Kann der Roboter denn auch in der Live-Situation auf das Orchester reagieren?
Rindt: Nein, überhaupt nicht. Es ist auch so, dass unser Roboter eigentlich nicht viel mit einer Künstlichen Intelligenz zu tun hat. Es ist im Grunde eine ziemlich dumme Maschine, die macht, was wir der Maschine einprogrammiert haben. Das heißt, die Musiker*innen müssen extrem gut aufpassen. Wenn sie zum Beispiel mal nicht so genau zum Dirigenten gucken und schneller oder langsamer werden, würde normalerweise der Dirigent darauf reagieren und das Orchester wieder einfangen. In diesem Fall passiert das nicht. Der Roboter macht stur weiter, was ihm gezeigt wurde, denn er hört das Orchester nicht.
Warum machen Sie dieses Projekt?
Rindt: Wir als Dresdner Sinfoniker haben Spaß am Experiment. Hier wollen wir eben nicht einen Dirigenten ersetzen, sondern wir wollen nur ausprobieren, was es für Möglichkeiten gibt, gerade rhythmische Finessen.
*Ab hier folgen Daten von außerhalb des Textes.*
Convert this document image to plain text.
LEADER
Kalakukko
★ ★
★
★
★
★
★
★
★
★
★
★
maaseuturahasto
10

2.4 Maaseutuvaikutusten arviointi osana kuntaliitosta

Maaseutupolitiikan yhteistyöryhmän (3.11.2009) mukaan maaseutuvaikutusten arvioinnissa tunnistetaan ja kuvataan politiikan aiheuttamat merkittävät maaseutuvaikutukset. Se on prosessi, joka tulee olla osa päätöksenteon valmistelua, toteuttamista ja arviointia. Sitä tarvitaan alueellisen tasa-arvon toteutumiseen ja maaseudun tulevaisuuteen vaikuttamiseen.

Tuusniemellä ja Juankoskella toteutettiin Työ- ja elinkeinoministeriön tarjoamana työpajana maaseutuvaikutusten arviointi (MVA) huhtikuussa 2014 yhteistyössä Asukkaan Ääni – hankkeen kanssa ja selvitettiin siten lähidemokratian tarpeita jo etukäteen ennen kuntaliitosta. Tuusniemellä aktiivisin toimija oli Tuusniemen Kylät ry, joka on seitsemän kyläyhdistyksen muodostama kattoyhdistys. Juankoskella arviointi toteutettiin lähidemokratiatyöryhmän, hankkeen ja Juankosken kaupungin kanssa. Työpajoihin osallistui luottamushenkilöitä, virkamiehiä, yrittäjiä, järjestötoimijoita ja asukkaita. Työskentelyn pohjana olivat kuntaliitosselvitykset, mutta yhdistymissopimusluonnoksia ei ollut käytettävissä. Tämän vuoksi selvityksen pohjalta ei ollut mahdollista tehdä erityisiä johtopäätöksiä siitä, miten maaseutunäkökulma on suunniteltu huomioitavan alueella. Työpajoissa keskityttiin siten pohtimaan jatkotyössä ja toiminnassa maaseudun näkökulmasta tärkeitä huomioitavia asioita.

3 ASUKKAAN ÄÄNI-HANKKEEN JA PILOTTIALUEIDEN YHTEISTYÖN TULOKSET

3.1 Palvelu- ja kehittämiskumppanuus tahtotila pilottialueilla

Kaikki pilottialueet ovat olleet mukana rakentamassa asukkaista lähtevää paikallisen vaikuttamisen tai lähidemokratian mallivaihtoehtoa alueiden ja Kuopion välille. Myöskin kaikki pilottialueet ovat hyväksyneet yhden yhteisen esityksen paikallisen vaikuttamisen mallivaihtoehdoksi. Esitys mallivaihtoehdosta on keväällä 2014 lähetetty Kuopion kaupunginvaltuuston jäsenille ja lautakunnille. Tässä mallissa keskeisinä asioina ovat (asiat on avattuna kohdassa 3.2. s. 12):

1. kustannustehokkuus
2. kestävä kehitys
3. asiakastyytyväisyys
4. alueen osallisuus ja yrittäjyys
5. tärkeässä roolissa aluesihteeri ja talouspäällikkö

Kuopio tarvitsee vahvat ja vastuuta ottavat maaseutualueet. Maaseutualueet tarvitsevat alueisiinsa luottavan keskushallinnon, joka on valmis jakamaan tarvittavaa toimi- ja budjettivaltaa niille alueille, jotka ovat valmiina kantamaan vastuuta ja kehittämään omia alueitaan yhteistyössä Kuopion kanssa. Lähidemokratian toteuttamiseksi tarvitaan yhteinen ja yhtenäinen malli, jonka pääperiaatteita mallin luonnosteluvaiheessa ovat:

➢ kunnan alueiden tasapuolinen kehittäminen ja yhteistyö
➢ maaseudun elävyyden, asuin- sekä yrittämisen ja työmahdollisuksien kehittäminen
Was kann man alles machen, wenn man vollkommen unabhängig voneinander spielen könnte?
Markus Rindt und die Dresdner Sinfoniker sind immer schon ein bisschen ihrer Zeit voraus. Was wünschen Sie sich jetzt im Konzert? Dass es total gut funktioniert? Oder dass es eben nicht funktioniert und Sie danach sagen können: Besser, dass wir echte Dirigentinnen und Dirigenten haben?
Die Antwort ist ambivalent, denn natürlich wünsche ich mir, dass wir auch in Zukunft Dirigenten haben. Ich kann mir nicht vorstellen, einen Beethoven, Brahms oder Schubert von einem Roboter dirigieren zu lassen. Aber ich wünsche mir, dass dieses Experiment gelingt. Denn für die zeitgenössische Musik, und um neue Möglichkeiten zu erschließen, wäre das wichtig. Es ist ein Experiment. Es ist ein Risiko, was wir eingehen. Und ich liebe Risiken. Das macht mir besonders Spaß, wenn es eben nicht ganz klar ist, ob das klappt.
Das Gespräch führte Anna Novák. Die Robotersinfonie-Konzerte finden am 12. und 13. Oktober 2024 in Dresden statt.